Both of these object types may be classified as data, but the technology and methodology for harnessing relevant information from bitmap objects is still in its infancy. Most of today's technology addresses textual objects. Enterprise content management (ECM) technologies, for example, can help contain unstructured data. Textual data mining and analysis vendors provide analysis tools for unstructured textual objects, and business intelligence vendors supply solutions for querying and analyzing structured data. However, bringing them together - querying both the unstructured and structured worlds - and then associating these two worlds at relevant points is where the most value is gained and also where the highest level of challenge is presented.

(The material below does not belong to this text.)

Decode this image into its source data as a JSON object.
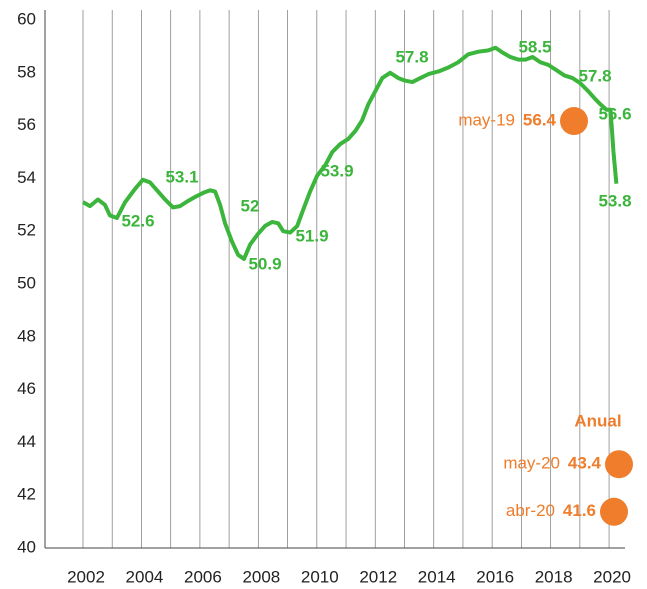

Comparing these categories with structured data raises three distinct challenges:
- Even if unstructured data is in a format such as a Microsoft Word template, the data is still not consumable from a semantic level without a compatible interface or application.

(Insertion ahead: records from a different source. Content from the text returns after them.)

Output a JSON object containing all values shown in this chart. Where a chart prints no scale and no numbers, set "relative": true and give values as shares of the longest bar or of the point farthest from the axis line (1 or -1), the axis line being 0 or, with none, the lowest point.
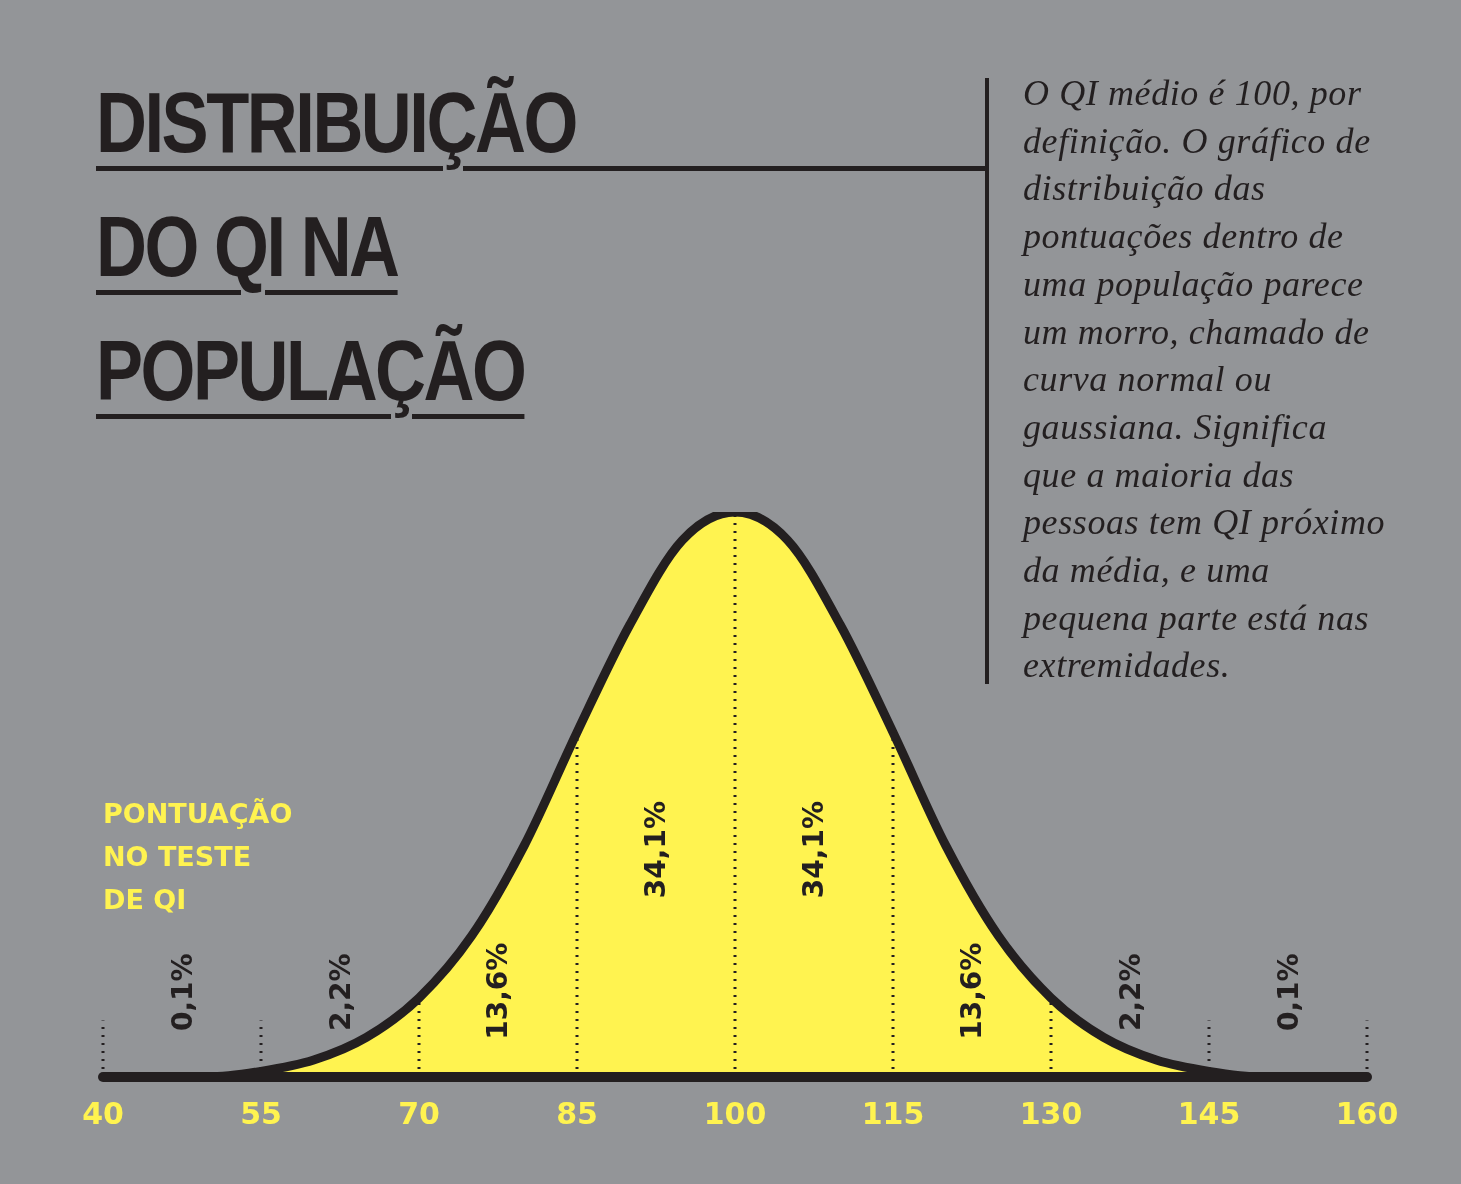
{
  "chart_data": {
    "type": "area",
    "title": "DISTRIBUIÇÃO DO QI NA POPULAÇÃO",
    "subtitle": "O QI médio é 100, por definição. O gráfico de distribuição das pontuações dentro de uma população parece um morro, chamado de curva normal ou gaussiana. Significa que a maioria das pessoas tem QI próximo da média, e uma pequena parte está nas extremidades.",
    "xlabel": "PONTUAÇÃO NO TESTE DE QI",
    "relative": true,
    "x": [
      40,
      45,
      50,
      55,
      60,
      65,
      70,
      75,
      80,
      85,
      90,
      95,
      100,
      105,
      110,
      115,
      120,
      125,
      130,
      135,
      140,
      145,
      150,
      155,
      160
    ],
    "series": [
      {
        "color": "#fff350",
        "values": [
          0,
          0,
          0,
          0.01,
          0.03,
          0.07,
          0.14,
          0.25,
          0.41,
          0.61,
          0.8,
          0.95,
          1,
          0.95,
          0.8,
          0.61,
          0.41,
          0.25,
          0.14,
          0.07,
          0.03,
          0.01,
          0,
          0,
          0
        ]
      }
    ],
    "xlim": [
      40,
      160
    ],
    "xticks": [
      40,
      55,
      70,
      85,
      100,
      115,
      130,
      145,
      160
    ],
    "ref_lines": [
      {
        "axis": "x",
        "value": 40,
        "line_style": "dotted"
      },
      {
        "axis": "x",
        "value": 55,
        "line_style": "dotted"
      },
      {
        "axis": "x",
        "value": 70,
        "line_style": "dotted"
      },
      {
        "axis": "x",
        "value": 85,
        "line_style": "dotted"
      },
      {
        "axis": "x",
        "value": 100,
        "line_style": "dotted"
      },
      {
        "axis": "x",
        "value": 115,
        "line_style": "dotted"
      },
      {
        "axis": "x",
        "value": 130,
        "line_style": "dotted"
      },
      {
        "axis": "x",
        "value": 145,
        "line_style": "dotted"
      },
      {
        "axis": "x",
        "value": 160,
        "line_style": "dotted"
      }
    ],
    "annotations": [
      "0,1%",
      "2,2%",
      "13,6%",
      "34,1%",
      "34,1%",
      "13,6%",
      "2,2%",
      "0,1%"
    ],
    "grid": false,
    "legend": false,
    "line_style": "solid",
    "marker": "none"
  }
}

- Even with a compatible technology, we cannot necessarily gain insight into the context of the information unless we can actually read it.
- And lastly, the way we interpret what we read is largely subjective.
"A Picture is Worth..."
One of the challenges when dealing with unstructured data is the written word and the fact that it often does not communicate the exact meaning intended. There is a stark division between the written word and the spoken word. The phonetically written word sacrifices worlds of meaning and perception that were once secured in hieroglyphics and still are in the Chinese ideogram. Alphabets such as this provide gestalt - an understanding of the whole within the picture. The Western alphabet lacks the ability to distinguish context and concept from the symbols.
A recent Wall Street Journal article provides a good example of why it is not necessarily appropriate to assign a qualitative value to unstructured data. The Wall Street Journal performed an analysis of a collection of high schools, both public and private, and calculated the percentage of graduating seniors who were accepted to Ivy League schools. At the top of the list was a private school in Brooklyn, New York, called Saint Ann's. Saint Ann's came in first with a whopping 41 percent of graduates gaining admission to 10 of the nation's most exclusive schools, such as Yale, Harvard, Brown, Duke and Cornell. Saint Ann's even beat the Hopkins School in New Haven, Connecticut, where 51 percent of the students in the senior class this year were National Merit Scholars.1
The interesting point about Saint Ann's and its success rate comes from the way teachers assign grades to their students. They don't. While at the school, students get written reports about their achievements and areas that need improvement, but there is never a quantitative number or letter assigned to their work. Upon graduation, students receive personal essays about their work from the school's headmaster. Therefore, Saint Ann's college applicants cannot be placed in a "GPA bucket" with other applicants. Each application from Saint Ann's must be read to acquire a full picture of the student. Students from other high schools may well be disqualified at the gate because of a poor GPA - a number assigned to a student meant to represent the quality of knowledge or learning the student has achieved. Perhaps there is some unstructured information that is not meant to have a number value assigned to it as a predicate of value.